By Steve Holland
WASHINGTON (Reuters) - Vice President Joe Biden urged Turkey's government on Tuesday to respect the rights of its political opponents after a violent crackdown against anti-government protesters raised concerns about the NATO ally.
Turkey's deputy prime minister, Bulent Arinc, issued an apology to people involved in a protest last week when a group demonstrating against plans to build at an Istanbul park was met with teargas and water cannons.
That protest then grew into the biggest and most violent anti-government demonstration in years as Turks complaining of what they say is Prime Minister Tayyip Erdogan's authoritarian style took to the streets in dozens of cities.
Biden, speaking to the American-Turkish Council, said Turkey stood a chance to reach its goal of becoming one of the world's 10 largest economies by 2023, but that it should not stray from democracy.
"Turkey's future belongs to the people of Turkey and no one else. But the United States does not pretend to be indifferent to the outcome," Biden said.
Countries with open societies, political systems and economies, democratic institutions and a firm commitment to universal human rights are the countries that will thrive and be the most powerful countries of the 21st century, he said.

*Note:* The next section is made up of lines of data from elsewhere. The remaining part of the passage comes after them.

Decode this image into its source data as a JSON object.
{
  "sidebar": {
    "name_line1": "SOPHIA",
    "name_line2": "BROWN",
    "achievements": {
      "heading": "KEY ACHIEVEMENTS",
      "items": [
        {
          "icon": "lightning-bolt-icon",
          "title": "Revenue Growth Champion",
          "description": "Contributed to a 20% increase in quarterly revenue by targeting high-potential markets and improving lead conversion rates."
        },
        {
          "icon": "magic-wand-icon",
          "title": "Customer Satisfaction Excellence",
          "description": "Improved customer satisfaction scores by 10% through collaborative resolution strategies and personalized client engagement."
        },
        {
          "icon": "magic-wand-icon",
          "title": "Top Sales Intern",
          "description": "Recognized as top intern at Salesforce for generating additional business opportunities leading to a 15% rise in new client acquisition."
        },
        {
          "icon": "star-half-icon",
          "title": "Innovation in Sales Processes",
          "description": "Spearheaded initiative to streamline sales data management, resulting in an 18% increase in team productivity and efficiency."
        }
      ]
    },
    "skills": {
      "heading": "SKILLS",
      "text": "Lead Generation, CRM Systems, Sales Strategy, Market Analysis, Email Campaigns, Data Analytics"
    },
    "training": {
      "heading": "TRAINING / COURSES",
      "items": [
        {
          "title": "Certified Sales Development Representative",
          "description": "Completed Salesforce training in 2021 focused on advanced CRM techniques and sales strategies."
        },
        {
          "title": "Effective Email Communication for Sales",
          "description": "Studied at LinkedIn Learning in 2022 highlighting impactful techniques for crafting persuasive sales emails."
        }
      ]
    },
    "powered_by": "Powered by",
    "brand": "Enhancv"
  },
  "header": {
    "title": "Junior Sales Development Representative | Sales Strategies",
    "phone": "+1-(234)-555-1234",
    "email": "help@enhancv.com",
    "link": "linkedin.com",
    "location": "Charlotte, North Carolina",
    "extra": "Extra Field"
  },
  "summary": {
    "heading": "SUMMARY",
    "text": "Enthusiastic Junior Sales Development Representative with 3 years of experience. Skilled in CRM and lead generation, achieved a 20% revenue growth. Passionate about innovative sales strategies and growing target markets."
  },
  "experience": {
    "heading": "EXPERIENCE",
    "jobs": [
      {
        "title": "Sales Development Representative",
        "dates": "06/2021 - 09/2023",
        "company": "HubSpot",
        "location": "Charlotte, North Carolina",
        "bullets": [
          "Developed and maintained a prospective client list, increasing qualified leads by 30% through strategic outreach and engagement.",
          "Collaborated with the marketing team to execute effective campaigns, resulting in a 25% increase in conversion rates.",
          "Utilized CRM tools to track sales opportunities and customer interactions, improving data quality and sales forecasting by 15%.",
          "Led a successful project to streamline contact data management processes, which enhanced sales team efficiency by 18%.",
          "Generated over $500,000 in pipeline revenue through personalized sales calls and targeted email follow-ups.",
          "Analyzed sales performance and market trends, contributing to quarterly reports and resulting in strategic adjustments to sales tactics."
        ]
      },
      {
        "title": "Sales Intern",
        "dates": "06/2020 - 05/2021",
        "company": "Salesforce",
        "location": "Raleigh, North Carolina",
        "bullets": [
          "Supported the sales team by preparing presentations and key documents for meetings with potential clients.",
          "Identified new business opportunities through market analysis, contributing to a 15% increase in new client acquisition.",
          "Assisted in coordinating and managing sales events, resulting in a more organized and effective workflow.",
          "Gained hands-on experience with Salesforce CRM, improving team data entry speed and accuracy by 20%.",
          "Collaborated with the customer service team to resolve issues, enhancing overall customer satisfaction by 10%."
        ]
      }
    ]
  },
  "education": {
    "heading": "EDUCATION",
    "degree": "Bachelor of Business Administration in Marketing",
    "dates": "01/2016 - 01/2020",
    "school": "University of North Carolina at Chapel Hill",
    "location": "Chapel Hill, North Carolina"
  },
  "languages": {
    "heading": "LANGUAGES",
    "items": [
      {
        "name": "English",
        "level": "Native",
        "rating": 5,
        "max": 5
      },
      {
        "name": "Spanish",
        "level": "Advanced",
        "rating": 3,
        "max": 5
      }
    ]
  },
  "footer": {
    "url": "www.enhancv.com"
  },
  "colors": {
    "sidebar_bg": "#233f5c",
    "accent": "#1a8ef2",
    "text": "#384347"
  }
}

"Today's Turkey has a chance to demonstrate that there's no need to choose between economic advancement and democracy, the system that empowers the winners of elections and yet protects those who are in the opposition," said Biden.
Secretary of State John Kerry, who said on Monday he was concerned by reports of excessive police force, spoke with Turkish Foreign Minister Ahmet Davutoglu en route to an Organization of American States meeting in Guatemala, a State Department official said on Tuesday.
"The foreign minister provided the secretary the government of Turkey's perspective on the recent protests in Turkish cities. The secretary welcomed the update on efforts to calm the situation," the official said.
White House spokesman Jay Carney noted Arinc's comments.
"We hope that ... the Turkish government will handle this in a way that respects the rights of free speech and assembly that are elemental to democracies. And we welcome the deputy prime minister's comments apologizing for excessive force and we continue to welcome calls for these events to be investigated," Carney told a briefing.
Arinc's comments contrasted with remarks by Erdogan, who said on Monday that protesters were "arm-in-arm with terrorism."